The angry science geek rant

As I’m reading Brian Greene’s The Elegant Universe I recall an article on io9 about how vomit-inducingly (that’s not really a word, I know) misused has the word quantum became – now unavailable, but you get the idea here and here. The cutting edge mental framework of science to become an umbrella term for touchy feely woo really is vomit inducing. I decided a couple of years ago to never tell anyone I don’t really know that well I have an interest in quantum physics ever again after I realized how much enthusiastic pseudoscience is thrown at me with gleaming, smiling eyes screaming “oh, you understand me!”. No, I don’t, actually. I have yet to find a reputable science book that explains in detail, with verifiable, experiment-based evidence, the secret connection between quantum theory and the magical empowerment of your pathetic little soul. What I find instead is world-class scientists humbly stating how far we still are from truly understanding all the mysteries of quantum theory. How giving quantum theory to twentieth century science was more like dropping a laptop in a 1950s household than like finding the holy grail of cute motivational pictures. Now don’t get me wrong, I ain’t no expert, but there’s plenty of serious science out there explained for the masses. Books that put the complicated in simple terms and the abstract in relateable, everyday examples that any layperson can understand. If they want to. Now excuse me while I get my science from Michio Kaku, Werner Heisenberg, Stephen Hawking and the like instead of Some Spiritual Person On the Internet.

I do agree there is something deeply spiritual about even thinking about all the intricacies of the laws of physics. Astrophysics, quantum physics, any physics. About the vastity and the randomness that we just find ourselves in, and how far we still are from making complete sense of it all. But please admire it as it is (read: get your ass to a book store first), and marvel at the great unknown, and don’t you dare sell the great unknown as the ultimate answer for the ultimate healing of the ultimate bla bla. There is no answer, that’s the beauty of it.

And now, completely coincidental but somewhat unrelated tbh – keep in mind the 12th logical fallacy in Carl Sagan’s baloney detection kit, but bear with the stream of consciousness for a bit – this book I’m reading comes at a time in my life when I happen to spend a lot of time more or less unwillingly eavesdropping on dozens of strangers’ more or less private converstions (legally, in a public space!). And I happen to hear a lot of little bricks in the wall longing for some affection, “relaxation”, “reconnecting with the self” and shit.
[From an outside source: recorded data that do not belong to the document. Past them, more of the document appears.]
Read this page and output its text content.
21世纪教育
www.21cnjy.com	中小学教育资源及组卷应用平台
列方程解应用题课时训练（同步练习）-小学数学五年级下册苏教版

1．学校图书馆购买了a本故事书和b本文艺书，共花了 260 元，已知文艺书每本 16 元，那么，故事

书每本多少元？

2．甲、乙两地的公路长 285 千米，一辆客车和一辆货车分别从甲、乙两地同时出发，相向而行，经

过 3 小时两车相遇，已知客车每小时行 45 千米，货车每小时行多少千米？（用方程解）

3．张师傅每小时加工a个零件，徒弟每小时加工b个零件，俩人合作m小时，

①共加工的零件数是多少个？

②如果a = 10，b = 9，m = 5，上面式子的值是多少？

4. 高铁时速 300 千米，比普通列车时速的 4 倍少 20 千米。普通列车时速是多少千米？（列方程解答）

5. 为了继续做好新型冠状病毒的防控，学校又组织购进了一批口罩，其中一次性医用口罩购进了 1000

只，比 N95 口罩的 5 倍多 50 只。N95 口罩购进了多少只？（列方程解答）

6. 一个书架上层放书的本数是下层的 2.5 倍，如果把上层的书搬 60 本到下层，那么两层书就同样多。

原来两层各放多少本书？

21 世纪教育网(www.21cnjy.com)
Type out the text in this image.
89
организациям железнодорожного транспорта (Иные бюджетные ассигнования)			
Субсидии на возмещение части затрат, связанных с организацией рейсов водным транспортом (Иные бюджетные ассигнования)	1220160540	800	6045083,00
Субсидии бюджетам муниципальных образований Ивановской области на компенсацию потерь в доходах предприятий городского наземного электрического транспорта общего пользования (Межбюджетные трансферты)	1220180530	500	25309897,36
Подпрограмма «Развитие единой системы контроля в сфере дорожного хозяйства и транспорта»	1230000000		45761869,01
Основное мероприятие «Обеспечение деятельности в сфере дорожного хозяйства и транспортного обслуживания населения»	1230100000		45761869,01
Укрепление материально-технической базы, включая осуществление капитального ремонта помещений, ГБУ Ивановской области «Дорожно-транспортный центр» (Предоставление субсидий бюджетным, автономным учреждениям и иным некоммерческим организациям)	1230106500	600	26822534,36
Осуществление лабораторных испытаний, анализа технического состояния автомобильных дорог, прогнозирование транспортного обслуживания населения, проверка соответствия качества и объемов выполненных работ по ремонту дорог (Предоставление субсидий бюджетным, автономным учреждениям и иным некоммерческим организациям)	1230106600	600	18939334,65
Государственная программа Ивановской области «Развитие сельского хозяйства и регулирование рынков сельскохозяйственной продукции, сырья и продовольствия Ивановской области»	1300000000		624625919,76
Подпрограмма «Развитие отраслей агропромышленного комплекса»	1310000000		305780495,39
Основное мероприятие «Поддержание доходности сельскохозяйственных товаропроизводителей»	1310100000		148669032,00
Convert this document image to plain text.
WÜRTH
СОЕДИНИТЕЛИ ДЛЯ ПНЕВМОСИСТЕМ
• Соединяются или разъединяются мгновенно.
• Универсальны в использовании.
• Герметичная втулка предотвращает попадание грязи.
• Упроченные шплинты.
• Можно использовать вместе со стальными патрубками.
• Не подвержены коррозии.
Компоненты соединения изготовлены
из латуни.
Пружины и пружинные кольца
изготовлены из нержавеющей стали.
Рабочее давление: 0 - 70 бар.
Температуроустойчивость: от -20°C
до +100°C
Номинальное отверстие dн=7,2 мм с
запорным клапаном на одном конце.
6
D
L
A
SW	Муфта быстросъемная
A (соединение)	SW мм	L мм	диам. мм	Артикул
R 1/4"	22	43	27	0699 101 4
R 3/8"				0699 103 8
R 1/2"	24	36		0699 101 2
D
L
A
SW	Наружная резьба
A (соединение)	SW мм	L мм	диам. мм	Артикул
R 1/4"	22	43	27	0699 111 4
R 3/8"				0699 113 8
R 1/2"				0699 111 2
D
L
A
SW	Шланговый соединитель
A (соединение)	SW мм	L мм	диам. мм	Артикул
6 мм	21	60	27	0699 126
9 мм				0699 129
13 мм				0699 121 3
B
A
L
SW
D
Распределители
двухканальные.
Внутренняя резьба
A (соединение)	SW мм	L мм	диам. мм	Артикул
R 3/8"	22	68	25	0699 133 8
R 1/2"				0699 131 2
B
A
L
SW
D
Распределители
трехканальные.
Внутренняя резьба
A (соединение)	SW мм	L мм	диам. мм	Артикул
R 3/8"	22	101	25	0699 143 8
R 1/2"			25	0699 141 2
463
Aimless folks who played it nice and did what they were told only to wake up one day that they hate their lives. Who chose life (in the most sarcastic Trainspotting sense, of course) and crushed it instead. Who are willing to throw money at the first false prophet claiming to sell back a tiny fragment of their innocence lost. Lost on their way to more money, or to where their parents told them they’d find a good career, or to where the peer pressure herded them and they never had the courage to say this is not me. It’s those who seek to find their soul again who squander it the most, throwing it around at anyone selling an “everything happens for a reason”, or an “everything is connected” or a “god doesn’t give you more than you can handle”, or a chance to kid around like they’re in kindergarden again or anything else of the like. There is no reason. There is no connected. There’s only you, and the here, and the now, and the choices you make. Deal with it or shut up. There is no mystic quantum healing to save you when you don’t own your own life.